Les Gilets Jaunes 63

Citoyens, réveillez-vous !

Catégorie : Éducation

Par-delà les corporatismes

Hôpitaux et Fonction Publique : grève unitaire et manifestations le 9 mai

Communiqué intersyndical du 12 avril 2019

Les organisations syndicales CFDT, CFTC, CFE-CGC, CGT, FAFP, FO, FSU, Solidaires, et UNSA de la Fonction publique affirment de nouveau leur attachement aux valeurs du service public et à une Fonction publique au service de toutes et tous, porteuse de l’intérêt général.

Depuis de nombreux mois, en dépit de leurs revendications et propositions, elles constatent que le pouvoir exécutif poursuit une politique contraire aux intérêts de la population, néfaste pour les missions publiques et pour les agent-e-s. Le gouvernement pratique le double langage en prônant la modernisation de la Fonction publique et le respect des agent-e-s public-que-s, alors même qu’il ne revalorise pas leur rémunération, qu’il supprime des postes, engendrant une forte dégradation des conditions de travail, et veut affaiblir leurs droits et garanties.

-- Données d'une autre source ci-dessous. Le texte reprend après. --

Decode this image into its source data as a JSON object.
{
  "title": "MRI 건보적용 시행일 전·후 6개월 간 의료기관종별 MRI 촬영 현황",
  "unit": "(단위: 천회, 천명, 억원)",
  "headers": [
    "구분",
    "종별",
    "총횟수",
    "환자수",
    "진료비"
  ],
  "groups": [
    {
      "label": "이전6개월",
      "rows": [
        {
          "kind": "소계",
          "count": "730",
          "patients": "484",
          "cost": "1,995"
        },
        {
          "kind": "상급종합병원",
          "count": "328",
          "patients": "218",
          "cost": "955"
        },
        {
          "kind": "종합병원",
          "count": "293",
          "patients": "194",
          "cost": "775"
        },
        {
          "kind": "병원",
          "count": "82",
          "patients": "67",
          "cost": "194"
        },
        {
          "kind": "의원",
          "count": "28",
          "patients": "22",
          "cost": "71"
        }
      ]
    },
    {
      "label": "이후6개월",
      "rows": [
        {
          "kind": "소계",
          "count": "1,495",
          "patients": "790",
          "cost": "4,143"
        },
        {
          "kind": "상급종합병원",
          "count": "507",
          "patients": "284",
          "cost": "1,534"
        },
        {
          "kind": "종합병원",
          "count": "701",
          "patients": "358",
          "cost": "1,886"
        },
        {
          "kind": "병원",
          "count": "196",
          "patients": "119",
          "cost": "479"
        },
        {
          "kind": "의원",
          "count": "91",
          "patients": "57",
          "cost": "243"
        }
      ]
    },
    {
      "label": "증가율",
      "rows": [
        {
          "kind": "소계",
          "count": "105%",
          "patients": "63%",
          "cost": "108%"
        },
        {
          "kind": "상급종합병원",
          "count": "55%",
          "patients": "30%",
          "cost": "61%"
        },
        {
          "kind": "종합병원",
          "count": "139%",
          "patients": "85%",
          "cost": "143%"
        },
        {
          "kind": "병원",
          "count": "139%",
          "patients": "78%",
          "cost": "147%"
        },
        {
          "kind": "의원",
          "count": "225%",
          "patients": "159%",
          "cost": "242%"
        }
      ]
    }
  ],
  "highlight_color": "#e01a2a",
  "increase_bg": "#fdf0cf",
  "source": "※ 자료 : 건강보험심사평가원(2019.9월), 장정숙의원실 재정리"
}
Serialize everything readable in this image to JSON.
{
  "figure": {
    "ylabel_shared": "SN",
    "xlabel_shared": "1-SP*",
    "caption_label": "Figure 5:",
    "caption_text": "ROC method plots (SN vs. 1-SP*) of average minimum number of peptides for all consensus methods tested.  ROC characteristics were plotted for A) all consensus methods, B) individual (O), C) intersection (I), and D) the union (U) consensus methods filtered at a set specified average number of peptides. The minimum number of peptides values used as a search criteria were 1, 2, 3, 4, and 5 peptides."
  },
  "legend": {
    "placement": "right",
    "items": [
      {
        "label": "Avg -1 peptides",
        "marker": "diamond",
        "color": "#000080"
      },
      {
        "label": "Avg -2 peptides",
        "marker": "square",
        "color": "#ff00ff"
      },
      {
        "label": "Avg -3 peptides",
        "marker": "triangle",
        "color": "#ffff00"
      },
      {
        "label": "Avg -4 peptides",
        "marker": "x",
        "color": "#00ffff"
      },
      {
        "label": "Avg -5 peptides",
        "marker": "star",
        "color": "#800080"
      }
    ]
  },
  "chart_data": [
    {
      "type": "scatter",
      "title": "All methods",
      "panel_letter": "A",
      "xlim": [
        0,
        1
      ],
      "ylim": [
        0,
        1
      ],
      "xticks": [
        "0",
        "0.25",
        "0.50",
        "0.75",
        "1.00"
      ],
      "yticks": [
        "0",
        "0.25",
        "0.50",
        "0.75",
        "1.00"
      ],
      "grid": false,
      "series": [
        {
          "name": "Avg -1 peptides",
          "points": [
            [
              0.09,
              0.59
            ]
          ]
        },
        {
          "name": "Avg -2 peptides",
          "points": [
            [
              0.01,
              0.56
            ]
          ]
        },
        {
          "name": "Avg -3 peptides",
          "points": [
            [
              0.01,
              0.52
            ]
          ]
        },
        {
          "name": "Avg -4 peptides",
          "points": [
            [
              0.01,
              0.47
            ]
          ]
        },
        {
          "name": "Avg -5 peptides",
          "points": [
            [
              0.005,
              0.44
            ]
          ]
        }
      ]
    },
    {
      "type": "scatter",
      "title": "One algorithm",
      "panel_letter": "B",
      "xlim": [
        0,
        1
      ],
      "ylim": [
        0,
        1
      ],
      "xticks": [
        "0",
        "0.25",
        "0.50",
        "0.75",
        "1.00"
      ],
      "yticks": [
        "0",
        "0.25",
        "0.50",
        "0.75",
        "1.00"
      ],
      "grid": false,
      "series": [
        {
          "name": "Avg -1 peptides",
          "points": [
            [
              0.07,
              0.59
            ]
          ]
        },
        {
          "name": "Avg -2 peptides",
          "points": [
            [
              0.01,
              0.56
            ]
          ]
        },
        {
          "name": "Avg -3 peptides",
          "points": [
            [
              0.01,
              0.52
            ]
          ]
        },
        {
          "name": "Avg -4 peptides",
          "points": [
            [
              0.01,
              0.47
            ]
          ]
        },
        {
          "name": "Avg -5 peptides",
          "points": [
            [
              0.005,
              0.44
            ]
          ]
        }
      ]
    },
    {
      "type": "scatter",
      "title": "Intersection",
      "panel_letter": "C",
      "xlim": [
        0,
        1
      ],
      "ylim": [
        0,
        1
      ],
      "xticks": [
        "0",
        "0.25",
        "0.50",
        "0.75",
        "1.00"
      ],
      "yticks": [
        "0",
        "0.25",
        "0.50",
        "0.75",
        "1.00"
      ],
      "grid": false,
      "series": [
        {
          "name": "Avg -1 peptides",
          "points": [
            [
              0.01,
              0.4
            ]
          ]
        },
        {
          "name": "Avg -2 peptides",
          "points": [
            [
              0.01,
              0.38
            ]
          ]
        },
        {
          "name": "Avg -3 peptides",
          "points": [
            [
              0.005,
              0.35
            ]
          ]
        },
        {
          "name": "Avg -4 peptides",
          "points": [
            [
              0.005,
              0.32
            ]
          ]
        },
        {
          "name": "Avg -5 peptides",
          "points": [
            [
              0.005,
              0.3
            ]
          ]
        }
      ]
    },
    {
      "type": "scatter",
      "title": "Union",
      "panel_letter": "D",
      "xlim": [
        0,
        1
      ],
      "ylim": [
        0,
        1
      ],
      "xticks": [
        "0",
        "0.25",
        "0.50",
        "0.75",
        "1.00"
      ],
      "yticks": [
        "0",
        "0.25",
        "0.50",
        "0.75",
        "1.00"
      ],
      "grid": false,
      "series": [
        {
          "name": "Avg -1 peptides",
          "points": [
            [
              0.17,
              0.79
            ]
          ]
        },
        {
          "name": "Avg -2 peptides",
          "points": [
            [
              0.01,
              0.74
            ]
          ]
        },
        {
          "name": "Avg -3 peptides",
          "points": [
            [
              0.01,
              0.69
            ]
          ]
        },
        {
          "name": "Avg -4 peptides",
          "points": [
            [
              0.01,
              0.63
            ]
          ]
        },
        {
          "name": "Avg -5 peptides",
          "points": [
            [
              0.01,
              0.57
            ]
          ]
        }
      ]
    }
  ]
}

Les personnels, avec leurs organisations syndicales, revendiquent l’augmentation de la valeur du point d’indice afin d’améliorer leur pouvoir d’achat, la suppression du jour de carence et rappellent leur opposition aux 120 000 nouvelles suppressions de postes annoncées.

A de multiples reprises, nos organisations se sont opposées à ces mesures et ont mis sur la table des propositions alternatives.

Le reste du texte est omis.